How I learned to stop worrying and love Apple's iThing developer restrictions

At first blush, Apple is confusing. On one hand, I like the polish of their products. Apple makes some of the very finest producty products - shiny, smooth metal objects that have computers in them. I love that. On the other hand, Apple is being very restrictive about what I make and, now, how I make it.

As a developer, I want to play with the insides of these metal objects. I want to break it apart, see how it works, and write code that runs on it. Part of the reason is that I see my software as a shiny metal object, and Apple promises to help me create that effect, both inside and out. In fact, not only does my app get to run on a shiny object, my app can be purchased through a shiny store. So the entire user experience is shiny! This is an opportunity that no other software platform gives me. It is absolutely unique.
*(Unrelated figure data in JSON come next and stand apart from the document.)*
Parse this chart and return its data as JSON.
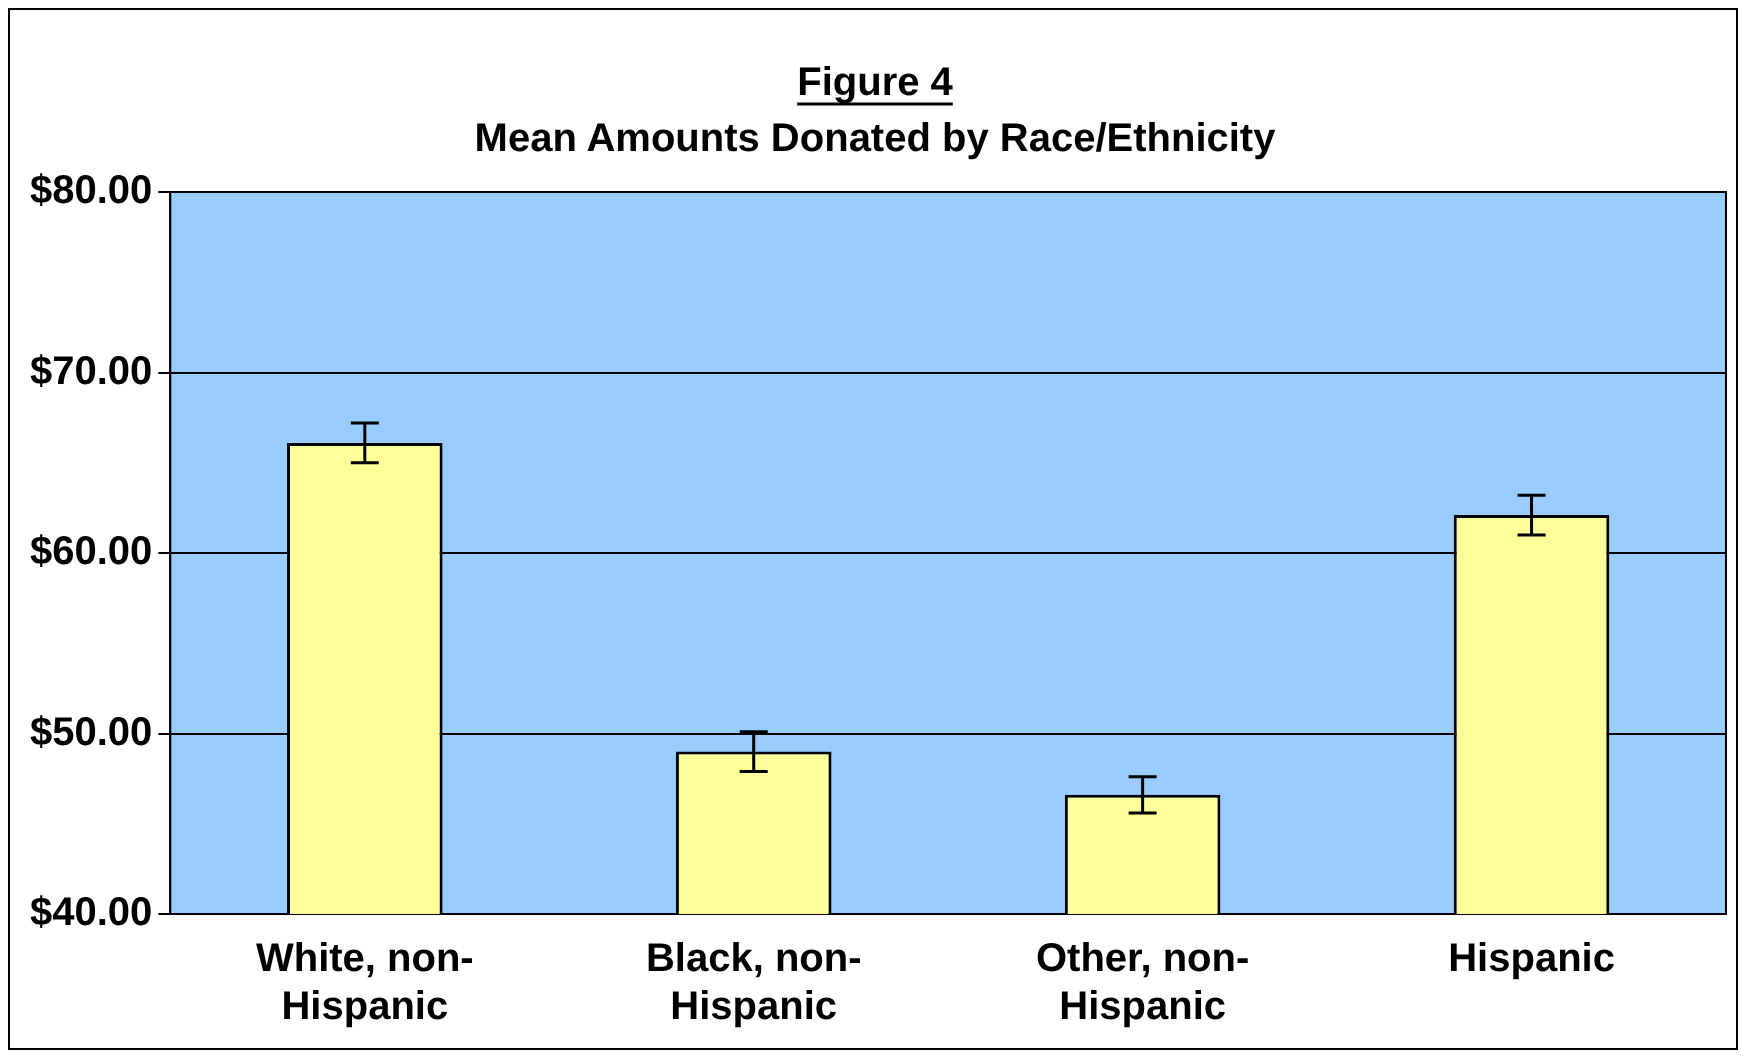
{
  "chart_data": {
    "type": "bar",
    "title": "Figure 4",
    "subtitle": "Mean Amounts Donated by Race/Ethnicity",
    "categories": [
      "White, non-Hispanic",
      "Black, non-Hispanic",
      "Other, non-Hispanic",
      "Hispanic"
    ],
    "values": [
      66.1,
      49.0,
      46.6,
      62.1
    ],
    "errors": [
      1.1,
      1.1,
      1.0,
      1.1
    ],
    "color": "#ffff99",
    "ylim": [
      40,
      80
    ],
    "yticks": [
      {
        "value": 40,
        "label": "$40.00"
      },
      {
        "value": 50,
        "label": "$50.00"
      },
      {
        "value": 60,
        "label": "$60.00"
      },
      {
        "value": 70,
        "label": "$70.00"
      },
      {
        "value": 80,
        "label": "$80.00"
      }
    ],
    "grid": "y",
    "legend": false
  }
}
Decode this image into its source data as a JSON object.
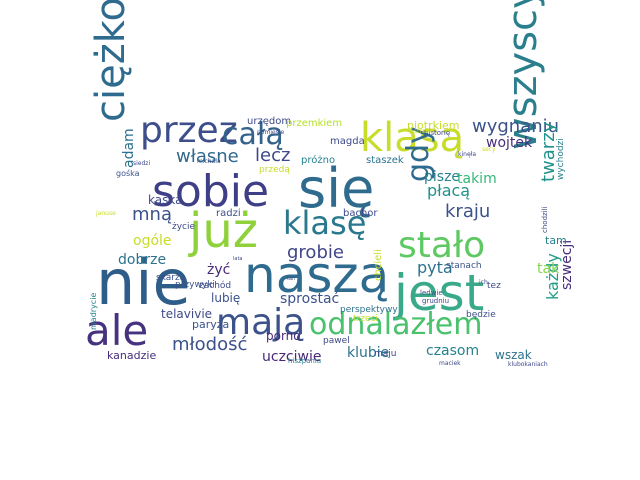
{
  "words": [
    {
      "text": "się",
      "color": "#2f6b8e"
    },
    {
      "text": "nie",
      "color": "#2e5d89"
    },
    {
      "text": "wszyscy",
      "color": "#2b7f8c"
    },
    {
      "text": "naszą",
      "color": "#2f6b8e"
    },
    {
      "text": "jest",
      "color": "#3aa98a"
    },
    {
      "text": "sobie",
      "color": "#3f3f87"
    },
    {
      "text": "już",
      "color": "#8fd13a"
    },
    {
      "text": "ciężko",
      "color": "#2f6b8e"
    },
    {
      "text": "przez",
      "color": "#3e4e8a"
    },
    {
      "text": "klasą",
      "color": "#c8dc2a"
    },
    {
      "text": "ale",
      "color": "#46327e"
    },
    {
      "text": "mają",
      "color": "#3b528b"
    },
    {
      "text": "klasę",
      "color": "#2a788e"
    },
    {
      "text": "stało",
      "color": "#5ec962"
    },
    {
      "text": "odnalazłem",
      "color": "#4ac16d"
    },
    {
      "text": "całą",
      "color": "#33638d"
    },
    {
      "text": "gdy",
      "color": "#2f6b8e"
    },
    {
      "text": "wygnaniu",
      "color": "#3b528b"
    },
    {
      "text": "twarzy",
      "color": "#21918c"
    },
    {
      "text": "grobie",
      "color": "#404688"
    },
    {
      "text": "kraju",
      "color": "#3b528b"
    },
    {
      "text": "lecz",
      "color": "#3e4989"
    },
    {
      "text": "własne",
      "color": "#31688e"
    },
    {
      "text": "młodość",
      "color": "#3b528b"
    },
    {
      "text": "wojtek",
      "color": "#472d7b"
    },
    {
      "text": "pyta",
      "color": "#2c728e"
    },
    {
      "text": "mną",
      "color": "#3b528b"
    },
    {
      "text": "każdy",
      "color": "#1f9e89"
    },
    {
      "text": "szwecji",
      "color": "#472d7b"
    },
    {
      "text": "płacą",
      "color": "#21918c"
    },
    {
      "text": "pisze",
      "color": "#26828e"
    },
    {
      "text": "takim",
      "color": "#35b779"
    },
    {
      "text": "sprostać",
      "color": "#3b528b"
    },
    {
      "text": "klubie",
      "color": "#2c728e"
    },
    {
      "text": "czasom",
      "color": "#26828e"
    },
    {
      "text": "uczciwie",
      "color": "#482878"
    },
    {
      "text": "porno",
      "color": "#482878"
    },
    {
      "text": "telavivie",
      "color": "#3e4989"
    },
    {
      "text": "lubię",
      "color": "#3b528b"
    },
    {
      "text": "żyć",
      "color": "#482878"
    },
    {
      "text": "dobrze",
      "color": "#2c728e"
    },
    {
      "text": "ogóle",
      "color": "#c8dc2a"
    },
    {
      "text": "adam",
      "color": "#2c728e"
    },
    {
      "text": "kaśka",
      "color": "#3e4989"
    },
    {
      "text": "kanadzie",
      "color": "#472d7b"
    },
    {
      "text": "paryża",
      "color": "#3b528b"
    },
    {
      "text": "wszak",
      "color": "#2c728e"
    },
    {
      "text": "tak",
      "color": "#86d549"
    },
    {
      "text": "tam",
      "color": "#26828e"
    },
    {
      "text": "piotrkiem",
      "color": "#c8dc2a"
    },
    {
      "text": "urzędom",
      "color": "#3e4989"
    },
    {
      "text": "przemkiem",
      "color": "#b5de2b"
    },
    {
      "text": "magda",
      "color": "#3e4989"
    },
    {
      "text": "staszek",
      "color": "#2c728e"
    },
    {
      "text": "próżno",
      "color": "#26828e"
    },
    {
      "text": "bachor",
      "color": "#3e4989"
    },
    {
      "text": "radzi",
      "color": "#3b528b"
    },
    {
      "text": "chcieli",
      "color": "#c8dc2a"
    },
    {
      "text": "perspektywy",
      "color": "#2c728e"
    },
    {
      "text": "trzeci",
      "color": "#c8dc2a"
    },
    {
      "text": "stanach",
      "color": "#3b528b"
    },
    {
      "text": "będzie",
      "color": "#3b528b"
    },
    {
      "text": "tez",
      "color": "#3e4989"
    },
    {
      "text": "maju",
      "color": "#3e4989"
    },
    {
      "text": "wychodzi",
      "color": "#26828e"
    },
    {
      "text": "przywyki",
      "color": "#3b528b"
    },
    {
      "text": "zachód",
      "color": "#3e4989"
    },
    {
      "text": "pawel",
      "color": "#3e4989"
    },
    {
      "text": "skarżą",
      "color": "#3b528b"
    },
    {
      "text": "życie",
      "color": "#3e4989"
    },
    {
      "text": "przedą",
      "color": "#c8dc2a"
    },
    {
      "text": "madrycie",
      "color": "#26828e"
    },
    {
      "text": "gośka",
      "color": "#3b528b"
    },
    {
      "text": "historię",
      "color": "#3e4989"
    },
    {
      "text": "ledwie",
      "color": "#3b528b"
    },
    {
      "text": "hiszpania",
      "color": "#26828e"
    },
    {
      "text": "grudniu",
      "color": "#3e4989"
    },
    {
      "text": "chodzili",
      "color": "#3e4989"
    },
    {
      "text": "maciek",
      "color": "#3e4989"
    },
    {
      "text": "klubokaniach",
      "color": "#3e4989"
    },
    {
      "text": "ich",
      "color": "#3e4989"
    },
    {
      "text": "michała",
      "color": "#3b528b"
    },
    {
      "text": "siedzi",
      "color": "#3e4989"
    },
    {
      "text": "pomiesie",
      "color": "#3e4989"
    },
    {
      "text": "kinęła",
      "color": "#3e4989"
    },
    {
      "text": "januse",
      "color": "#c8dc2a"
    },
    {
      "text": "secy",
      "color": "#c8dc2a"
    },
    {
      "text": "lata",
      "color": "#3e4989"
    },
    {
      "text": "tan",
      "color": "#3e4989"
    },
    {
      "text": "strzału",
      "color": "#c8dc2a"
    }
  ]
}
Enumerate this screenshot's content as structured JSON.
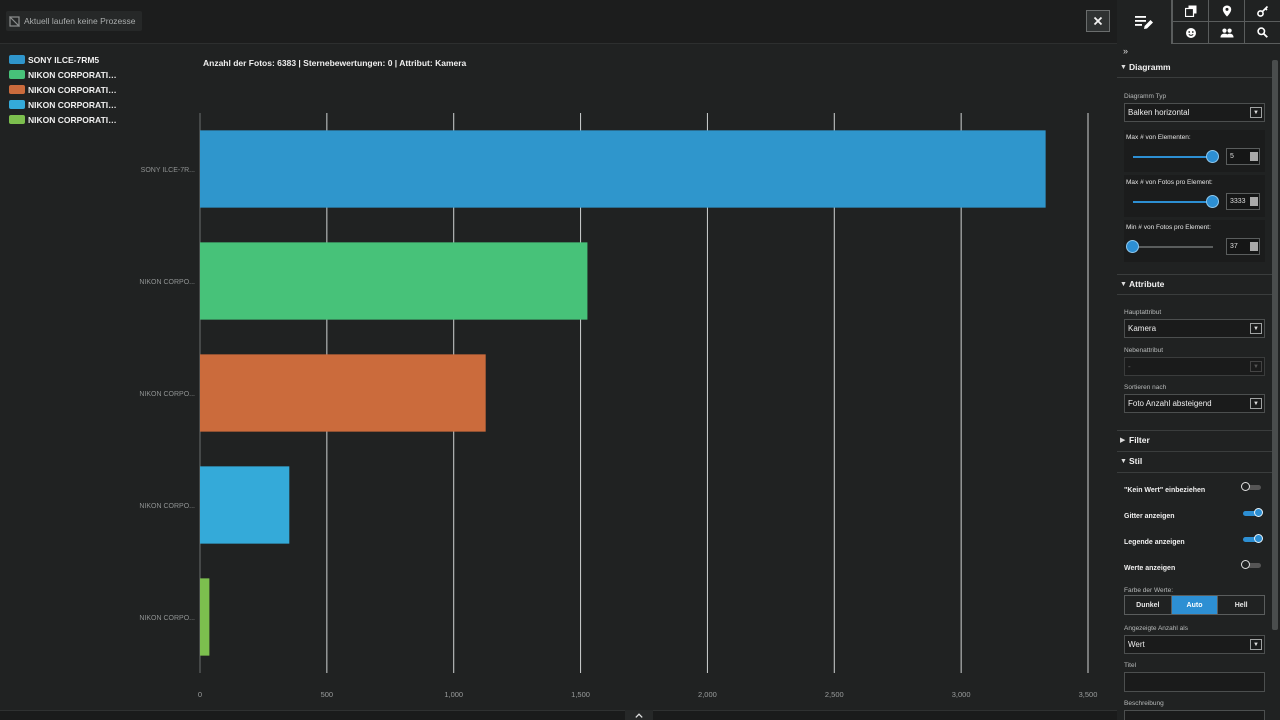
{
  "topbar": {
    "process_status": "Aktuell laufen keine Prozesse",
    "close_icon": "close-icon"
  },
  "toolbar": {
    "main_icon": "edit-list-icon",
    "buttons": [
      "copy-icon",
      "location-pin-icon",
      "key-icon",
      "face-icon",
      "people-icon",
      "search-icon"
    ]
  },
  "chart_info": "Anzahl der Fotos: 6383 | Sternebewertungen: 0 | Attribut: Kamera",
  "legend": [
    {
      "label": "SONY ILCE-7RM5",
      "color": "#2f96cc"
    },
    {
      "label": "NIKON CORPORATION...",
      "color": "#47c279"
    },
    {
      "label": "NIKON CORPORATION...",
      "color": "#cb6b3c"
    },
    {
      "label": "NIKON CORPORATION...",
      "color": "#34aad9"
    },
    {
      "label": "NIKON CORPORATION...",
      "color": "#7cbf4e"
    }
  ],
  "chart_data": {
    "type": "bar",
    "orientation": "horizontal",
    "categories": [
      "SONY ILCE-7R...",
      "NIKON CORPO...",
      "NIKON CORPO...",
      "NIKON CORPO...",
      "NIKON CORPO..."
    ],
    "values": [
      3333,
      1527,
      1126,
      352,
      37
    ],
    "colors": [
      "#2f96cc",
      "#47c279",
      "#cb6b3c",
      "#34aad9",
      "#7cbf4e"
    ],
    "xlim": [
      0,
      3500
    ],
    "xticks": [
      0,
      500,
      1000,
      1500,
      2000,
      2500,
      3000,
      3500
    ],
    "xtick_labels": [
      "0",
      "500",
      "1,000",
      "1,500",
      "2,000",
      "2,500",
      "3,000",
      "3,500"
    ],
    "grid": true,
    "legend_position": "top-left"
  },
  "panel": {
    "collapse_icon": "double-chevron-right-icon",
    "diagramm": {
      "title": "Diagramm",
      "type_label": "Diagramm Typ",
      "type_value": "Balken horizontal",
      "max_elements_label": "Max # von Elementen:",
      "max_elements_value": "5",
      "max_elements_level": 1.0,
      "max_photos_label": "Max # von Fotos pro Element:",
      "max_photos_value": "3333",
      "max_photos_level": 1.0,
      "min_photos_label": "Min # von Fotos pro Element:",
      "min_photos_value": "37",
      "min_photos_level": 0.0
    },
    "attribute": {
      "title": "Attribute",
      "main_label": "Hauptattribut",
      "main_value": "Kamera",
      "secondary_label": "Nebenattribut",
      "secondary_value": "-",
      "sort_label": "Sortieren nach",
      "sort_value": "Foto Anzahl absteigend"
    },
    "filter": {
      "title": "Filter"
    },
    "stil": {
      "title": "Stil",
      "toggles": [
        {
          "label": "\"Kein Wert\" einbeziehen",
          "on": false
        },
        {
          "label": "Gitter anzeigen",
          "on": true
        },
        {
          "label": "Legende anzeigen",
          "on": true
        },
        {
          "label": "Werte anzeigen",
          "on": false
        }
      ],
      "value_color_label": "Farbe der Werte:",
      "value_color_options": [
        "Dunkel",
        "Auto",
        "Hell"
      ],
      "value_color_selected": "Auto",
      "count_as_label": "Angezeigte Anzahl als",
      "count_as_value": "Wert",
      "title_label": "Titel",
      "description_label": "Beschreibung"
    }
  }
}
It doesn't bother me that Apple is restricting it's developers on how they write their software, because the best mobile apps are ones written for bare metal. It's the only way to squeeze the most performance per watt from an app. For years, programmers have been decrying the fact that we just push around abstractions, and have lost the art of Deep Knowing, and rely on ever increasing PC specs to make up for sloppy coding practices. Well, guess what: now Apple is forcing you to know their devices inside and out before you write code for them. Everyone already knows you have to be a low-level programmer to write the shiniest possible apps, and Apple is simply forcing us to code The Right Way.

Of course, it's the uniqueness of Apple's product (not just the iThings but the entire shiny end-to-end user experience) which gives them the leverage to do it The Right Way. But since it's really just forcing us to do what we already know is right, why worry?

And also, of course, Apple gleefully realizes that as programmers learn the iThing environment they will be loath to abandon their hard-won skills and may even be tempted to write native apps for OSX.